Everyone is bound by law to wear collars that monitor their facial expressions every second. Robots fly around monitoring citizens on the streets and recommending that they upgrade their collars. It’s dystopia at its finest.

This is a Pakistan that has been through a second civil war, one that happened in 2038. What that war was about, and what the result was, is never mentioned. We just know that the obligation to smile was written into law because of it.

There are so many interpretations to the images on display that it would be a waste for me to try to spell them all out. Just know that whenever you’ve felt speech, ideas, voices, being stomped out, you must’ve felt like the characters in “Shehr e Tabassum”.

The 9-minute short film speaks volumes within its limited runtime and looks like the beginning of something spectacular. If Arafat Mazhar manages to make a deal with a major studio or with a streaming service like Netflix, he may very well bring a different voice to cinema.

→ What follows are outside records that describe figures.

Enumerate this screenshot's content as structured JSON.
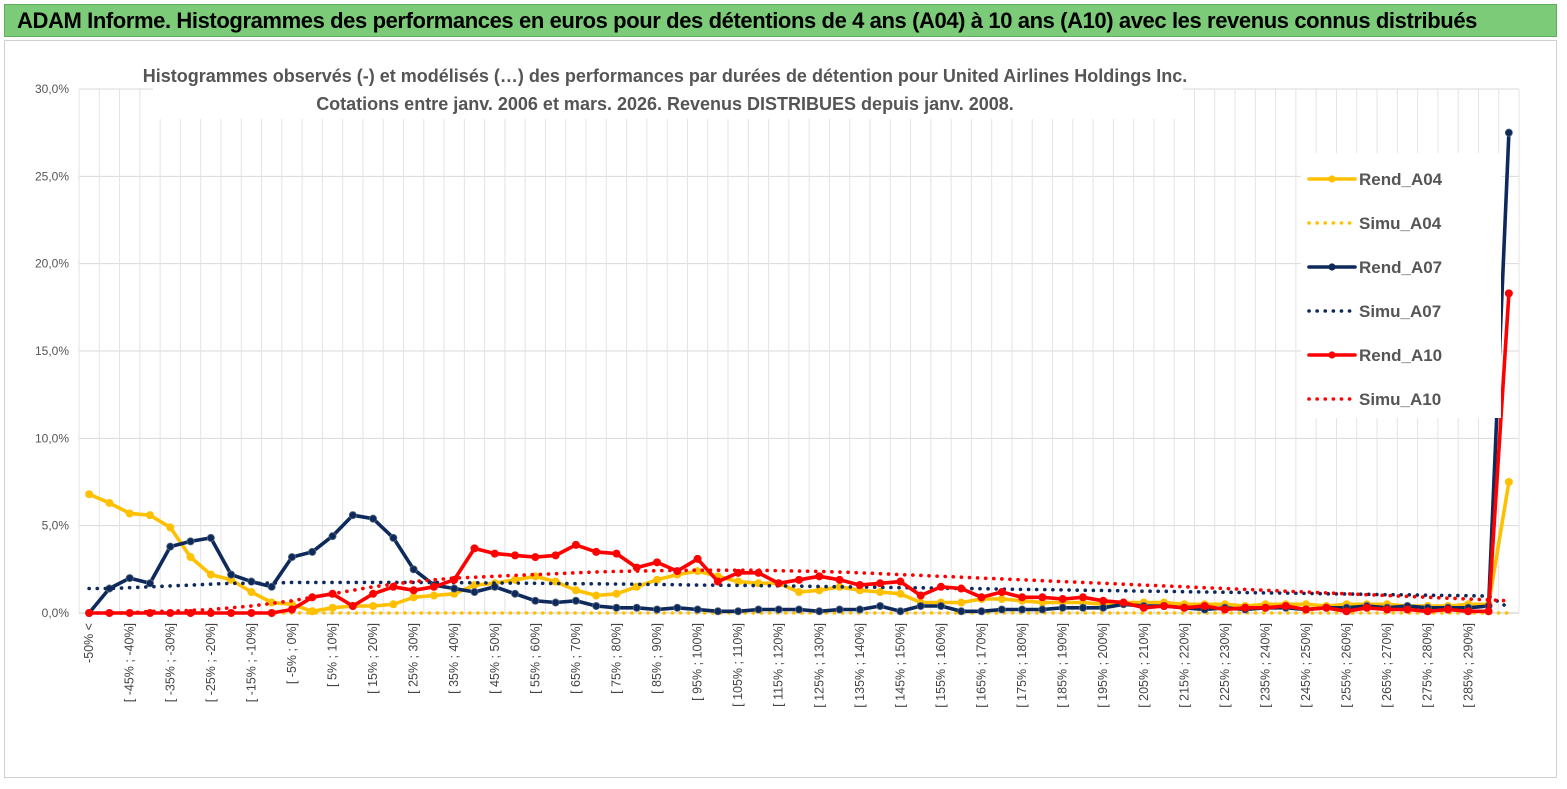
{
  "header": {
    "title": "ADAM Informe. Histogrammes des performances en euros pour des détentions de 4 ans (A04) à 10 ans (A10) avec les revenus connus distribués"
  },
  "colors": {
    "header_bg": "#7ccb78",
    "yellow": "#ffc000",
    "navy": "#0e2a5c",
    "red": "#ff0000"
  },
  "chart_data": {
    "type": "line",
    "title": [
      "Histogrammes observés (-) et modélisés (…) des performances par durées de détention pour United Airlines Holdings Inc.",
      "Cotations entre janv. 2006 et mars. 2026. Revenus DISTRIBUES depuis janv. 2008."
    ],
    "xlabel": "",
    "ylabel": "",
    "ylim": [
      0,
      30
    ],
    "y_ticks": [
      "0,0%",
      "5,0%",
      "10,0%",
      "15,0%",
      "20,0%",
      "25,0%",
      "30,0%"
    ],
    "x_tick_labels": [
      "-50% <",
      "[ -45% ; -40%]",
      "[ -35% ; -30%]",
      "[ -25% ; -20%]",
      "[ -15% ; -10%]",
      "[ -5% ; 0%]",
      "[ 5% ; 10%]",
      "[ 15% ; 20%]",
      "[ 25% ; 30%]",
      "[ 35% ; 40%]",
      "[ 45% ; 50%]",
      "[ 55% ; 60%]",
      "[ 65% ; 70%]",
      "[ 75% ; 80%]",
      "[ 85% ; 90%]",
      "[ 95% ; 100%]",
      "[ 105% ; 110%]",
      "[ 115% ; 120%]",
      "[ 125% ; 130%]",
      "[ 135% ; 140%]",
      "[ 145% ; 150%]",
      "[ 155% ; 160%]",
      "[ 165% ; 170%]",
      "[ 175% ; 180%]",
      "[ 185% ; 190%]",
      "[ 195% ; 200%]",
      "[ 205% ; 210%]",
      "[ 215% ; 220%]",
      "[ 225% ; 230%]",
      "[ 235% ; 240%]",
      "[ 245% ; 250%]",
      "[ 255% ; 260%]",
      "[ 265% ; 270%]",
      "[ 275% ; 280%]",
      "[ 285% ; 290%]"
    ],
    "x_tick_every": 2,
    "grid": true,
    "legend_position": "right",
    "series": [
      {
        "name": "Rend_A04",
        "color": "#ffc000",
        "style": "solid",
        "markers": true,
        "values": [
          6.8,
          6.3,
          5.7,
          5.6,
          4.9,
          3.2,
          2.2,
          1.9,
          1.2,
          0.6,
          0.5,
          0.1,
          0.3,
          0.4,
          0.4,
          0.5,
          0.9,
          1.0,
          1.1,
          1.6,
          1.7,
          1.9,
          2.1,
          1.8,
          1.3,
          1.0,
          1.1,
          1.5,
          1.9,
          2.2,
          2.4,
          2.1,
          1.8,
          1.7,
          1.7,
          1.2,
          1.3,
          1.5,
          1.3,
          1.2,
          1.1,
          0.6,
          0.6,
          0.6,
          0.8,
          0.8,
          0.7,
          0.6,
          0.6,
          0.6,
          0.5,
          0.6,
          0.6,
          0.6,
          0.5,
          0.5,
          0.5,
          0.4,
          0.5,
          0.5,
          0.5,
          0.4,
          0.5,
          0.5,
          0.5,
          0.4,
          0.4,
          0.4,
          0.5,
          0.5,
          7.5
        ]
      },
      {
        "name": "Simu_A04",
        "color": "#ffc000",
        "style": "dotted",
        "markers": false,
        "values": [
          0,
          0,
          0,
          0,
          0,
          0,
          0,
          0,
          0,
          0,
          0,
          0,
          0,
          0,
          0,
          0,
          0,
          0,
          0,
          0,
          0,
          0,
          0,
          0,
          0,
          0,
          0,
          0,
          0,
          0,
          0,
          0,
          0,
          0,
          0,
          0,
          0,
          0,
          0,
          0,
          0,
          0,
          0,
          0,
          0,
          0,
          0,
          0,
          0,
          0,
          0,
          0,
          0,
          0,
          0,
          0,
          0,
          0,
          0,
          0,
          0,
          0,
          0,
          0,
          0,
          0,
          0,
          0,
          0,
          0,
          0
        ]
      },
      {
        "name": "Rend_A07",
        "color": "#0e2a5c",
        "style": "solid",
        "markers": true,
        "values": [
          0.0,
          1.4,
          2.0,
          1.7,
          3.8,
          4.1,
          4.3,
          2.2,
          1.8,
          1.5,
          3.2,
          3.5,
          4.4,
          5.6,
          5.4,
          4.3,
          2.5,
          1.6,
          1.4,
          1.2,
          1.5,
          1.1,
          0.7,
          0.6,
          0.7,
          0.4,
          0.3,
          0.3,
          0.2,
          0.3,
          0.2,
          0.1,
          0.1,
          0.2,
          0.2,
          0.2,
          0.1,
          0.2,
          0.2,
          0.4,
          0.1,
          0.4,
          0.4,
          0.1,
          0.1,
          0.2,
          0.2,
          0.2,
          0.3,
          0.3,
          0.3,
          0.5,
          0.4,
          0.4,
          0.3,
          0.2,
          0.3,
          0.2,
          0.3,
          0.3,
          0.2,
          0.3,
          0.3,
          0.4,
          0.3,
          0.4,
          0.3,
          0.3,
          0.3,
          0.4,
          27.5
        ]
      },
      {
        "name": "Simu_A07",
        "color": "#0e2a5c",
        "style": "dotted",
        "markers": false,
        "values": [
          1.4,
          1.4,
          1.45,
          1.5,
          1.55,
          1.6,
          1.65,
          1.7,
          1.7,
          1.72,
          1.75,
          1.75,
          1.75,
          1.75,
          1.75,
          1.75,
          1.75,
          1.75,
          1.74,
          1.73,
          1.72,
          1.71,
          1.7,
          1.69,
          1.68,
          1.67,
          1.66,
          1.65,
          1.63,
          1.62,
          1.6,
          1.59,
          1.58,
          1.57,
          1.55,
          1.54,
          1.52,
          1.5,
          1.49,
          1.47,
          1.45,
          1.44,
          1.42,
          1.4,
          1.39,
          1.37,
          1.35,
          1.34,
          1.32,
          1.3,
          1.29,
          1.27,
          1.25,
          1.24,
          1.22,
          1.2,
          1.19,
          1.17,
          1.15,
          1.14,
          1.12,
          1.1,
          1.09,
          1.07,
          1.05,
          1.04,
          1.02,
          1.0,
          0.99,
          0.97,
          0.3
        ]
      },
      {
        "name": "Rend_A10",
        "color": "#ff0000",
        "style": "solid",
        "markers": true,
        "values": [
          0.0,
          0.0,
          0.0,
          0.0,
          0.0,
          0.0,
          0.0,
          0.0,
          0.0,
          0.0,
          0.2,
          0.9,
          1.1,
          0.4,
          1.1,
          1.5,
          1.3,
          1.5,
          1.9,
          3.7,
          3.4,
          3.3,
          3.2,
          3.3,
          3.9,
          3.5,
          3.4,
          2.6,
          2.9,
          2.4,
          3.1,
          1.8,
          2.3,
          2.3,
          1.7,
          1.9,
          2.1,
          1.9,
          1.6,
          1.7,
          1.8,
          1.0,
          1.5,
          1.4,
          0.9,
          1.2,
          0.9,
          0.9,
          0.8,
          0.9,
          0.7,
          0.6,
          0.3,
          0.4,
          0.3,
          0.4,
          0.2,
          0.3,
          0.3,
          0.4,
          0.2,
          0.3,
          0.1,
          0.3,
          0.2,
          0.2,
          0.1,
          0.2,
          0.1,
          0.1,
          18.3
        ]
      },
      {
        "name": "Simu_A10",
        "color": "#ff0000",
        "style": "dotted",
        "markers": false,
        "values": [
          0.0,
          0.0,
          0.0,
          0.1,
          0.1,
          0.15,
          0.2,
          0.3,
          0.4,
          0.55,
          0.7,
          0.9,
          1.1,
          1.3,
          1.5,
          1.65,
          1.8,
          1.9,
          2.0,
          2.05,
          2.1,
          2.15,
          2.2,
          2.25,
          2.3,
          2.35,
          2.38,
          2.4,
          2.42,
          2.44,
          2.45,
          2.45,
          2.45,
          2.45,
          2.42,
          2.4,
          2.38,
          2.35,
          2.3,
          2.25,
          2.2,
          2.15,
          2.1,
          2.05,
          2.0,
          1.95,
          1.9,
          1.85,
          1.8,
          1.75,
          1.7,
          1.65,
          1.6,
          1.55,
          1.5,
          1.45,
          1.4,
          1.35,
          1.3,
          1.25,
          1.2,
          1.15,
          1.1,
          1.05,
          1.0,
          0.95,
          0.9,
          0.85,
          0.8,
          0.75,
          0.7
        ]
      }
    ]
  }
}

The style of the animation is also very different. It looks like a living watercolor painting. The voice acting is also very expressive and convincing. At no point do you suspect that these are the same few people giving voice to each character. Finally, the tension established from the first shot doesn’t let up until the climactic finale. That’s one thing that very few films can achieve, and Arafat Mazhar has clearly done a splendid job.

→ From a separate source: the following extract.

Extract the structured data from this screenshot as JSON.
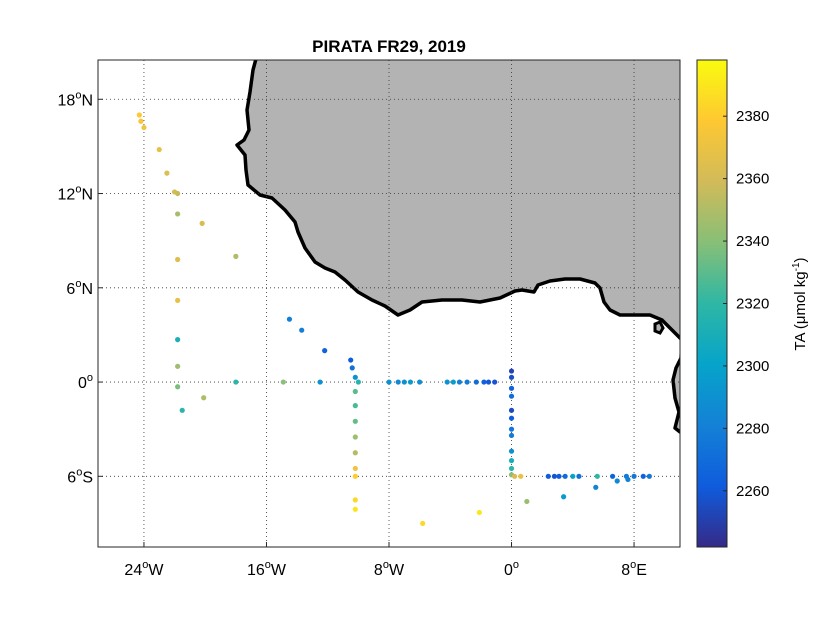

The lead animator and editor Haseeb Rehman, and the co-producer Rasti Farooq are also worthy of applause for bringing this gem to life.

“Shehr e Tabassum” has been released on YouTube for all to see. At just 9 minutes it’s well worth your time. It’s a glimpse into what sci-fi could be within Pakistan; a genre that’s hardly ever been explored except for maybe Shaani back in the 1980s.

Curl up on the sofa or lie back on a chair and put on “Shehr e Tabassum”…and remember to keep smiling.